## Collecting data with APIs

 The magic API that provides useful statistics about many cities around the world: https://api-ninjas.com/api/city'

In [3]:
import pandas as pd
import requests
import json

In [4]:
country = "DE"
min_population = "500000"
limit = "5"
from API_keys import city_data_key as key


cities = requests.get(f"https://api.api-ninjas.com/v1/city?country={country}&min_population={min_population}&limit={limit}", headers={'X-Api-Key': key})
cities_json = cities.json()
cities_json

[{'name': 'Berlin',
  'latitude': 52.5167,
  'longitude': 13.3833,
  'country': 'DE',
  'population': 3644826,
  'is_capital': True},
 {'name': 'Hamburg',
  'latitude': 53.55,
  'longitude': 10.0,
  'country': 'DE',
  'population': 1841179,
  'is_capital': False},
 {'name': 'Munich',
  'latitude': 48.1372,
  'longitude': 11.5755,
  'country': 'DE',
  'population': 1471508,
  'is_capital': False},
 {'name': 'Cologne',
  'latitude': 50.9422,
  'longitude': 6.9578,
  'country': 'DE',
  'population': 1085664,
  'is_capital': False},
 {'name': 'Frankfurt',
  'latitude': 50.1136,
  'longitude': 8.6797,
  'country': 'DE',
  'population': 753056,
  'is_capital': False}]

In [5]:
from IPython.display import JSON

In [6]:
# makes it look nicer and easier to navigate through different dictionaries and list
JSON(cities_json)

<IPython.core.display.JSON object>

## some cleaning step

In [8]:
def clean_cities(df):    
    numeric_columns = ['latitude', 'longitude', 'population']

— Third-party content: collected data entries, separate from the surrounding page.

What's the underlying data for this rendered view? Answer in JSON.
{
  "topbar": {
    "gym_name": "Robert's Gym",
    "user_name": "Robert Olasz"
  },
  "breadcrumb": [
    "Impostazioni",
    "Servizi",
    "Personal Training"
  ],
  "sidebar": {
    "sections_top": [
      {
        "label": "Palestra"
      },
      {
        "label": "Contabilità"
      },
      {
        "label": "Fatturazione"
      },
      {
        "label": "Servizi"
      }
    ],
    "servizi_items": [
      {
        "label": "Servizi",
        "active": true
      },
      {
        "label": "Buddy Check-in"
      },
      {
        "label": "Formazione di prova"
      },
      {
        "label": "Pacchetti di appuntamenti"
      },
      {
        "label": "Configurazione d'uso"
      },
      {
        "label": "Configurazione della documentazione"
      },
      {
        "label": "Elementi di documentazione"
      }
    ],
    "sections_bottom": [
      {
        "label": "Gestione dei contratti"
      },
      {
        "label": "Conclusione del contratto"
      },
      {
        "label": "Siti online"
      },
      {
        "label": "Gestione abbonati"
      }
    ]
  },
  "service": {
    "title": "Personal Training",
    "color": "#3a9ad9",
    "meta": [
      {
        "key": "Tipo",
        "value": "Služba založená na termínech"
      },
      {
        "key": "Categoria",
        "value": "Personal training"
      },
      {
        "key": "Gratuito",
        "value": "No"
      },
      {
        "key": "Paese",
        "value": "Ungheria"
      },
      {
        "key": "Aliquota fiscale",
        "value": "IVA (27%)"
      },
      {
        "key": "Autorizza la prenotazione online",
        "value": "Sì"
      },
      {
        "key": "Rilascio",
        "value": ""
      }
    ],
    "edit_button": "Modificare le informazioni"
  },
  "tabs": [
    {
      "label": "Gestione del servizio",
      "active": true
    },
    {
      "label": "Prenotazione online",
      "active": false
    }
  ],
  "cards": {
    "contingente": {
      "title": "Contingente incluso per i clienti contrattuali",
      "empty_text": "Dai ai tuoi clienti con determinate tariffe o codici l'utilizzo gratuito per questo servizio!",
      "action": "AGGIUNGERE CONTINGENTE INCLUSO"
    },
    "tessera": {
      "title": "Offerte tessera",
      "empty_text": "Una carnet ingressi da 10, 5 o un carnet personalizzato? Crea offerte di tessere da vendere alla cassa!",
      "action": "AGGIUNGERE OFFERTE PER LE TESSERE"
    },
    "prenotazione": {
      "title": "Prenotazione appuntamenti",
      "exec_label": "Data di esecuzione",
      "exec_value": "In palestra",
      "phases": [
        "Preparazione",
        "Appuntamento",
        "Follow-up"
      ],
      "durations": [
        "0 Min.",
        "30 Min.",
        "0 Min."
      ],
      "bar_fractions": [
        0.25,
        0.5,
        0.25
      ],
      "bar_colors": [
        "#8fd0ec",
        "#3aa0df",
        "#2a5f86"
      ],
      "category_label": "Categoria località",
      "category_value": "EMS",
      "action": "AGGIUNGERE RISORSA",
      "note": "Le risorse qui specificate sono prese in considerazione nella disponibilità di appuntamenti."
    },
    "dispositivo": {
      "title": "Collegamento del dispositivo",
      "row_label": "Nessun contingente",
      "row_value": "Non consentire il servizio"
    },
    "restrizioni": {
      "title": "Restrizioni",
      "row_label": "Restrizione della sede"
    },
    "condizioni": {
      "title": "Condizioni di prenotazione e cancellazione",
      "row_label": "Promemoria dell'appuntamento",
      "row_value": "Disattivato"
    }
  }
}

    for measure in numeric_columns:
        df[measure] = pd.to_numeric(df[measure])
        
    df = df.drop(["is_capital"], axis=1)
    
    print("The city data has been cleaned!")
    return df

## some renaming and reshaping of the dataframe

In [9]:
def rename_reshape(df):
    df = df.rename(columns={'name':'city_name', 'country':'country_code'})
    df['city_code']= df['city_name'].str[:3]
    df['city_code'] =df['city_code'].str.upper()
    return df

In [10]:
cities_df = pd.DataFrame(cities_json).pipe(clean_cities).pipe(rename_reshape)
cities_df

The city data has been cleaned!


Unnamed: 0,city_name,latitude,longitude,country_code,population,city_code
0,Berlin,52.5167,13.3833,DE,3644826,BER
1,Hamburg,53.55,10.0,DE,1841179,HAM
2,Munich,48.1372,11.5755,DE,1471508,MUN
3,Cologne,50.9422,6.9578,DE,1085664,COL
4,Frankfurt,50.1136,8.6797,DE,753056,FRA


In [11]:
# making the city codes consitent with Airport IATA codes for the upcoming steps.... and we are done after that
cities_df['city_code']=['BER', 'HAM', 'MUC', 'CGN', 'FRA']